Der Verbraucherzentrale Bundesverband (vzbv) forderte, "abgezockte Verbraucher" zu entschädigen. "Bewahrheitet sich der Verdacht des Bundeskartellamtes, erschüttert dies das Zutrauen der Verbraucher in die soziale Marktwirtschaft", sagte vzbv-Vorstand Gerd Billen. Die Bundesregierung müsse die Zügel anziehen und dem Milliarden-Betrug am Verbraucher ein Ende setzen. Die Bundesregierung müsse ihre Blockadehaltung gegen eine EU-Richtlinie zur Durchsetzung von Schadensersatzansprüchen bei Kartellverstößen aufgeben und national sicherstellen, dass betrogene Verbraucher entschädigt würden.
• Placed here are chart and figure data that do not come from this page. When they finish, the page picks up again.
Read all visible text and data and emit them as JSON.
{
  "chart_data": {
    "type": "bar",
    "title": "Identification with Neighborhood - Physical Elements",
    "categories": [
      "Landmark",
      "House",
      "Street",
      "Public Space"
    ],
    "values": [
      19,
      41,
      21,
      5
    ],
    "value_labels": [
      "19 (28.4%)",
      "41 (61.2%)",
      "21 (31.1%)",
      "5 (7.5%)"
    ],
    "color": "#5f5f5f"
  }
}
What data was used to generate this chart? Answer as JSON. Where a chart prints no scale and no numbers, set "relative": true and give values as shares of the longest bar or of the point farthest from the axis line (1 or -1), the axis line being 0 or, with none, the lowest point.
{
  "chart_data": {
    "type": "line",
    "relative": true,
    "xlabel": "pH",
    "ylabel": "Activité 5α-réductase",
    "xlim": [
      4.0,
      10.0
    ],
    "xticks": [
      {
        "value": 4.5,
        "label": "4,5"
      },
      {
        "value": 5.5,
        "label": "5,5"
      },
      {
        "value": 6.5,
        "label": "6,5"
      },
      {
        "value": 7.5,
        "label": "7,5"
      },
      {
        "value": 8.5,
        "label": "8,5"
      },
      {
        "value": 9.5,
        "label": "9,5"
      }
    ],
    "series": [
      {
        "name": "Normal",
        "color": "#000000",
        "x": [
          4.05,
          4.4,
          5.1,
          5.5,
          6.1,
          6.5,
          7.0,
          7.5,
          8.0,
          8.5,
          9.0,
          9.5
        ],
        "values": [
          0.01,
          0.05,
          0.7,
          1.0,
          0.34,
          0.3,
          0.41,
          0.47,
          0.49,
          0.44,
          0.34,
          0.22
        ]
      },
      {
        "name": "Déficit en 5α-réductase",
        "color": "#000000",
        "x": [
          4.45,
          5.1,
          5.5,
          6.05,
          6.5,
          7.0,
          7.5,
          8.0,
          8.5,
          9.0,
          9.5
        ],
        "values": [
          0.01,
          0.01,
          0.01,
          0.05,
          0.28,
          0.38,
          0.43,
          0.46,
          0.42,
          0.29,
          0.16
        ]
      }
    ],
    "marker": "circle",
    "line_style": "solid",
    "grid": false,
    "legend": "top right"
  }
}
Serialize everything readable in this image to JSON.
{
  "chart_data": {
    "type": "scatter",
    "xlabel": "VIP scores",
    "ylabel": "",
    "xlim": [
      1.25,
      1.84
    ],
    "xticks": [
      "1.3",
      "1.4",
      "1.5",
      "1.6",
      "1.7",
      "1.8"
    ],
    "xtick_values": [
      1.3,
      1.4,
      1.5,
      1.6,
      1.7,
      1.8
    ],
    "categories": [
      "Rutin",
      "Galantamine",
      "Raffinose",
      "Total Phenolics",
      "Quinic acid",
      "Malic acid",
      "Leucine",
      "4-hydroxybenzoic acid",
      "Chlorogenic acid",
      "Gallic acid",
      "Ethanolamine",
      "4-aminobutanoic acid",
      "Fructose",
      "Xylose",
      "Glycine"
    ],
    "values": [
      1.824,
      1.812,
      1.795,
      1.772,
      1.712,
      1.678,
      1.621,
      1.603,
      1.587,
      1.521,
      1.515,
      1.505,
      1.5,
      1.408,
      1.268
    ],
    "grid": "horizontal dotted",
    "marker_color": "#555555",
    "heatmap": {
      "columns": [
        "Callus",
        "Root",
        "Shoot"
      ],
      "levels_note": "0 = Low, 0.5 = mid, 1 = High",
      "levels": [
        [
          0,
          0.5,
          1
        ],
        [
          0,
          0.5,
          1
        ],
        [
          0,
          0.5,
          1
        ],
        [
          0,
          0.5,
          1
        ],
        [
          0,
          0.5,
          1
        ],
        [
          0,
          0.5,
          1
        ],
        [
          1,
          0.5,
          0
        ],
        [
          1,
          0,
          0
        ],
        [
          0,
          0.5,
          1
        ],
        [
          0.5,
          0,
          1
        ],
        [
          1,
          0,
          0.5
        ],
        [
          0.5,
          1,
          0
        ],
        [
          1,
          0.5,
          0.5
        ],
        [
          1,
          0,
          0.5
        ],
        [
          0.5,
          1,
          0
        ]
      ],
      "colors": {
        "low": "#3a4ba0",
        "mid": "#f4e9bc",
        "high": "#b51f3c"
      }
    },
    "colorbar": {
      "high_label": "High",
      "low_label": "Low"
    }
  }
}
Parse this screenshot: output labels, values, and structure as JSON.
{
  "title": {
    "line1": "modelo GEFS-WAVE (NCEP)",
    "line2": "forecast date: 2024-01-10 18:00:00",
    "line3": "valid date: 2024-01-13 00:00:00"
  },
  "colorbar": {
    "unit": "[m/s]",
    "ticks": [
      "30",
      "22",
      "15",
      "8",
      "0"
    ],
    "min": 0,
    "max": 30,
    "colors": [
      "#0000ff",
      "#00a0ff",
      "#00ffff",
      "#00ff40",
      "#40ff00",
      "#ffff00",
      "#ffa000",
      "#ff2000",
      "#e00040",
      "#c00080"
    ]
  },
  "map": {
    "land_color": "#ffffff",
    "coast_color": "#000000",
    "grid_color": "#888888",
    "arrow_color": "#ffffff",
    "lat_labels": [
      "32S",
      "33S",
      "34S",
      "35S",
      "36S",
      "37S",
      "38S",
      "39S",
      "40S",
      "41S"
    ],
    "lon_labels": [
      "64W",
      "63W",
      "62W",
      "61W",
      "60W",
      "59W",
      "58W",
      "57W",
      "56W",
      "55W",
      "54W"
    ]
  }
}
Das Bundeskartellamt hatte erst vor wenigen Wochen gegen die drei großen Kaffeeröster Tchibo, Melitta und Dallmayr sowie sechs Mitarbeiter wegen wettbewerbswidriger Preisabsprachen Geldbußen von zusammen 159,5 Millionen Euro verhängt. Nach Ermittlungen der Wettbewerbsbehörde hatten Geschäftsführer und Vertriebsleiter der Firmen seit mindestens Anfang 2000 einen Gesprächskreis unterhalten, in dem auch Preiserhöhungen bei Filterkaffee, Espresso und Kaffeepads abgesprochen wurden. "Die Absprachen wirkten sich unmittelbar zu Lasten der Endverbraucher aus, da der Lebensmitteleinzelhandel die Preiserhöhungen in der Regel unmittelbar an die Endverbraucher weitergegeben hat", erklärte das Kartellamt im Dezember.
Bereits im April vergangenen Jahres hatte das Bundeskartellamt die Zentrale des größten deutschen Lebensmittelhändlers Edeka durchsucht. Es bestehe der Verdacht, dass der Handelsriese seine Nachfragemacht gegenüber Lebensmittellieferanten ausgenutzt und dabei gegen kartellrechtliche Bestimmungen verstoßen habe, teilte die Behörde damals mit.